He who distinguishes the true savor of his food can never be a glutton; he who does not cannot be otherwise.

-- Henry David Thoreau

Some years ago I began listening to audio books on my iPod while plying the treadmill at the Y.  This was partly so I wouldn't become a captive audience for whatever daytime fare happened to be on TV in the fitness center while I worked out.   More often than not these days, the TV is tuned to the Food Channel, which seems like an oddly self-defeating choice for people who are sweating to burn off calories.  The cooking shows usually feature well-upholstered chefs who whip up some delectable concoction that rarely stints on butter, cream and heavy sauces.  Just feasting your eyes on this stuff is enough to undo an afternoon's workout, so why put yourself through this double torture?

For much of human history (and prehistory), the chief nutritional challenge we faced as a species was not the prospect of getting fat but of starving to death.  There was survival value in being able to store fats and sugars in the body against the inevitable lean periods.   Unfortunately, now that many people routinely go a lifetime without missing a meal, there is as yet no evolutionary switch to turn off our craving for fattening foods.   Diets of one sort or another have been around since at least the Roman Empire, but their effect on most people is much like trying to drive a car with one foot on the brake and the other on the accelerator.  Our focus tends to be on undoing the consequences of overeating rather than on eating properly in the first place. 

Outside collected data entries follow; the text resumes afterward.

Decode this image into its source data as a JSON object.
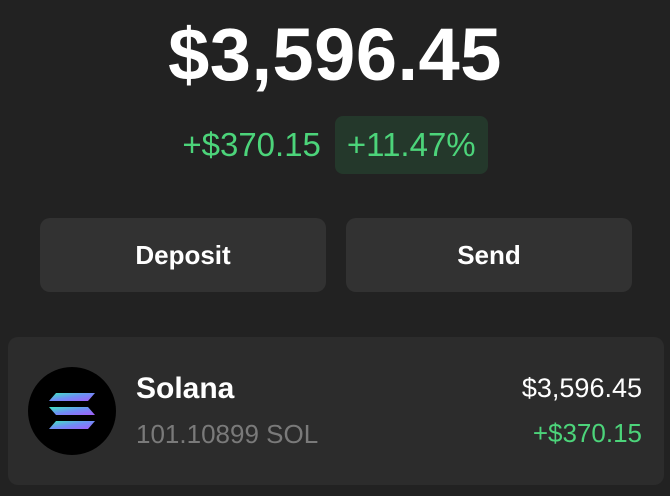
{
  "portfolio": {
    "total_balance": "$3,596.45",
    "change_amount": "+$370.15",
    "change_percent": "+11.47%"
  },
  "actions": {
    "deposit_label": "Deposit",
    "send_label": "Send"
  },
  "tokens": [
    {
      "name": "Solana",
      "amount": "101.10899 SOL",
      "value": "$3,596.45",
      "change": "+$370.15",
      "icon": "solana-logo-icon"
    }
  ],
  "colors": {
    "background": "#222222",
    "positive": "#4cd47a",
    "positive_bg": "#24382b",
    "button_bg": "#323232",
    "card_bg": "#2c2c2c"
  }
}
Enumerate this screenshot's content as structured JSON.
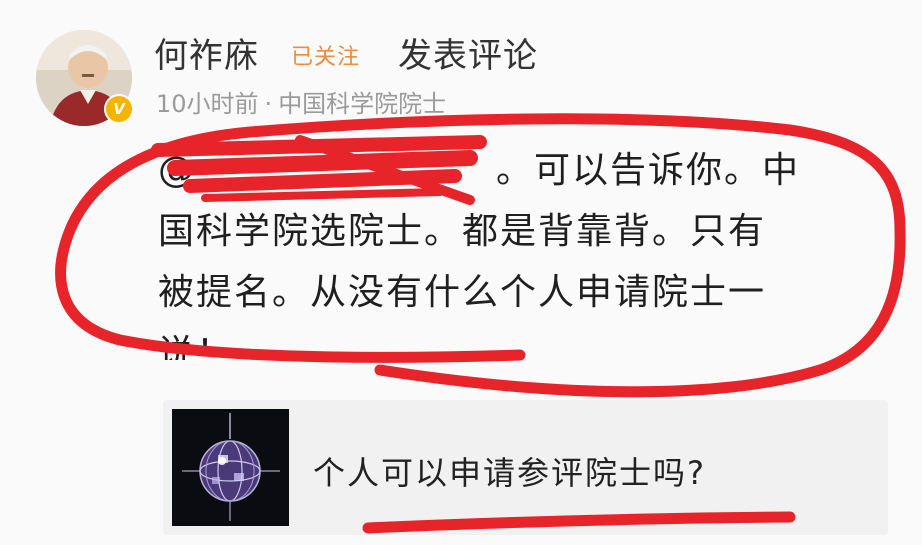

Gluttony has long been recognized as a spiritual malady.  St. Paul condemned those "whose god is the belly."  A sixth-century pope known as Gregory the Great formally classified gluttony as one of seven mortal sins meriting eternal damnation.  The medieval theologian Thomas Aquinas, himself enormously fat, identified five distinct forms of gluttony -- not just eating too much but also eating too soon, eating too expensively, eating too eagerly and even eating too daintily.  St. John of the Cross recognized that the problem was not limited to simple overindulgence in food and drink; even spiritual hunger could lead to gluttony if it only consisted of a craving for "sensible sweetness."  A 19th-century Presbyterian minister named Sylvester Graham, inventor of the Graham cracker, saw an ominous connection between gluttony and other forms of depravity.  He prescribed a strict vegetarian diet for a variety of physical and moral ills, including indigestion, constipation, alcoholism and sexual indulgence.

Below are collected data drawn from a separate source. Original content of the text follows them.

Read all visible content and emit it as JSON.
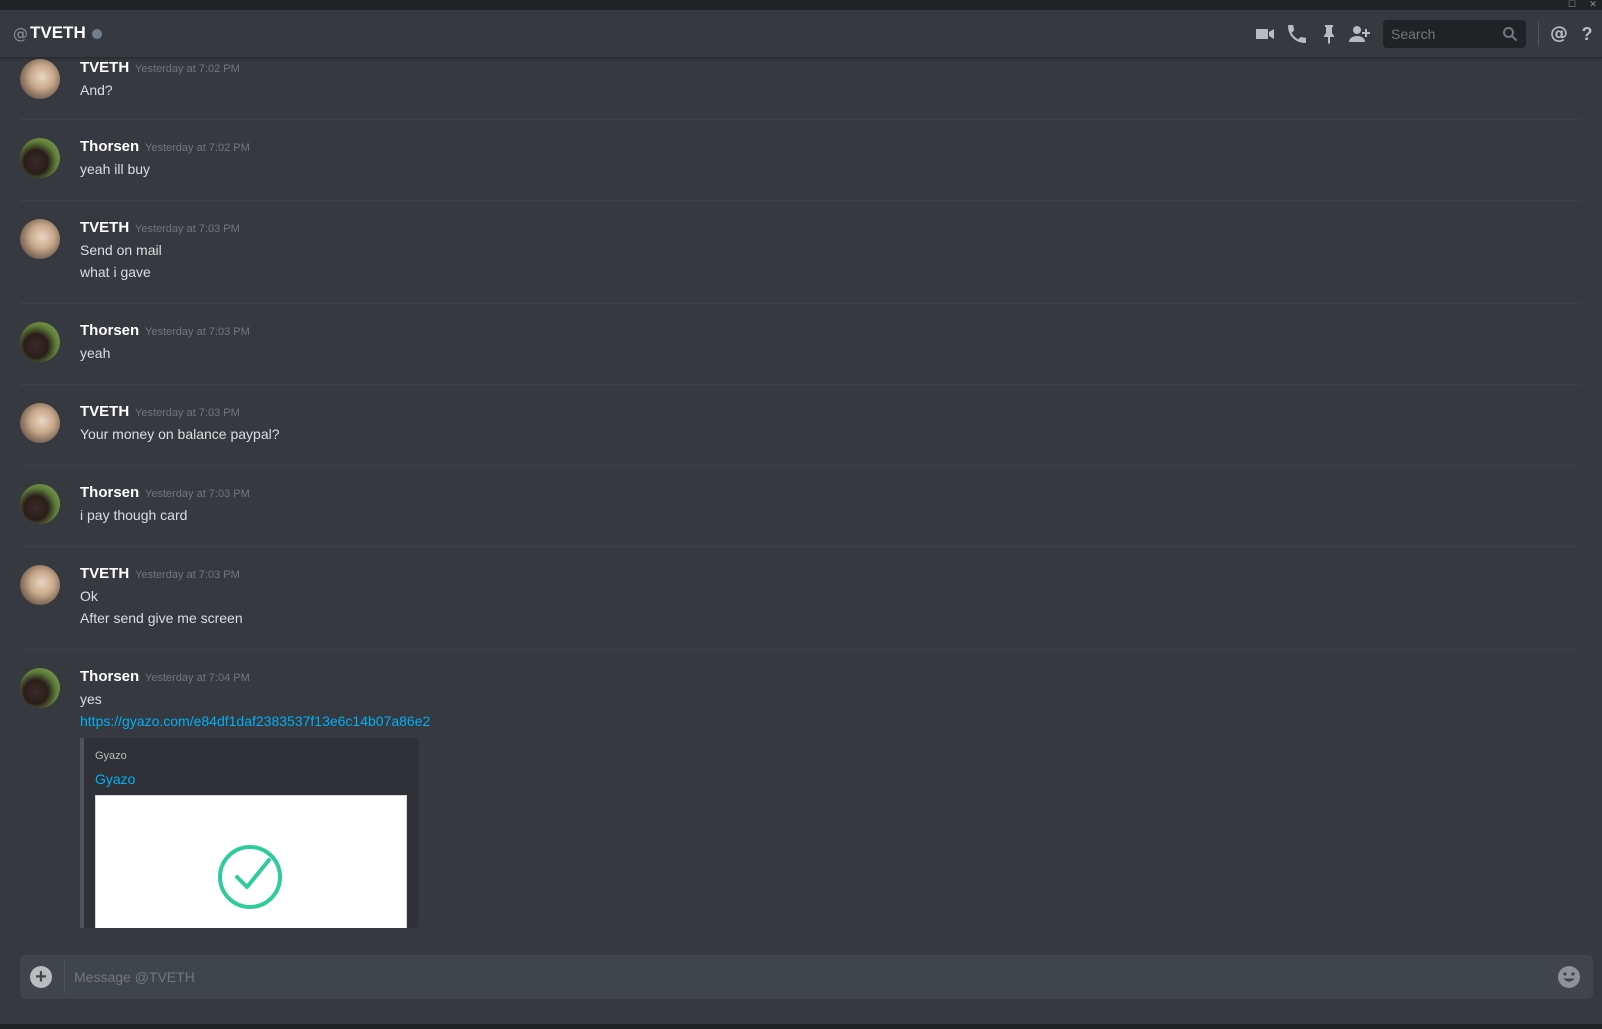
{
  "window": {
    "restore_glyph": "☐",
    "close_glyph": "✕"
  },
  "header": {
    "at_symbol": "@",
    "channel_name": "TVETH",
    "status_color": "#747f8d",
    "icons": [
      "video-call-icon",
      "voice-call-icon",
      "pin-icon",
      "add-friend-icon"
    ],
    "search_placeholder": "Search",
    "mention_symbol": "@",
    "help_symbol": "?"
  },
  "messages": [
    {
      "author": "TVETH",
      "avatar": "tveth",
      "timestamp": "Yesterday at 7:02 PM",
      "lines": [
        "And?"
      ]
    },
    {
      "author": "Thorsen",
      "avatar": "thorsen",
      "timestamp": "Yesterday at 7:02 PM",
      "lines": [
        "yeah ill buy"
      ]
    },
    {
      "author": "TVETH",
      "avatar": "tveth",
      "timestamp": "Yesterday at 7:03 PM",
      "lines": [
        "Send on mail",
        "what i gave"
      ]
    },
    {
      "author": "Thorsen",
      "avatar": "thorsen",
      "timestamp": "Yesterday at 7:03 PM",
      "lines": [
        "yeah"
      ]
    },
    {
      "author": "TVETH",
      "avatar": "tveth",
      "timestamp": "Yesterday at 7:03 PM",
      "lines": [
        "Your money on balance paypal?"
      ]
    },
    {
      "author": "Thorsen",
      "avatar": "thorsen",
      "timestamp": "Yesterday at 7:03 PM",
      "lines": [
        "i pay though card"
      ]
    },
    {
      "author": "TVETH",
      "avatar": "tveth",
      "timestamp": "Yesterday at 7:03 PM",
      "lines": [
        "Ok",
        "After send give me screen"
      ]
    },
    {
      "author": "Thorsen",
      "avatar": "thorsen",
      "timestamp": "Yesterday at 7:04 PM",
      "lines": [
        "yes"
      ],
      "link": "https://gyazo.com/e84df1daf2383537f13e6c14b07a86e2",
      "embed": {
        "provider": "Gyazo",
        "title": "Gyazo",
        "thumbnail_icon": "check-circle-icon"
      }
    }
  ],
  "composer": {
    "placeholder": "Message @TVETH",
    "plus_symbol": "+"
  },
  "colors": {
    "background": "#36393f",
    "link": "#00b0f4",
    "timestamp": "#72767d",
    "checkmark": "#2ecc9a"
  }
}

Gluttony is a form of spiritual emptiness that we try to fill with too much of the wrong things and sometimes even of the right things, whether food, sex or even God.  The essential clue regarding a remedy may be contained in the word "gluttony" itself, which comes from the Latin gluttire, meaning to gulp down.  If, as Thoreau suggests, we take time to savor what we consume, we may discover that our enjoyment of it actually increases, even as our compulsion to overindulge recedes.  We may think we are fixated on food, but the real problem is that we're not paying enough attention to what we eat while we are eating it.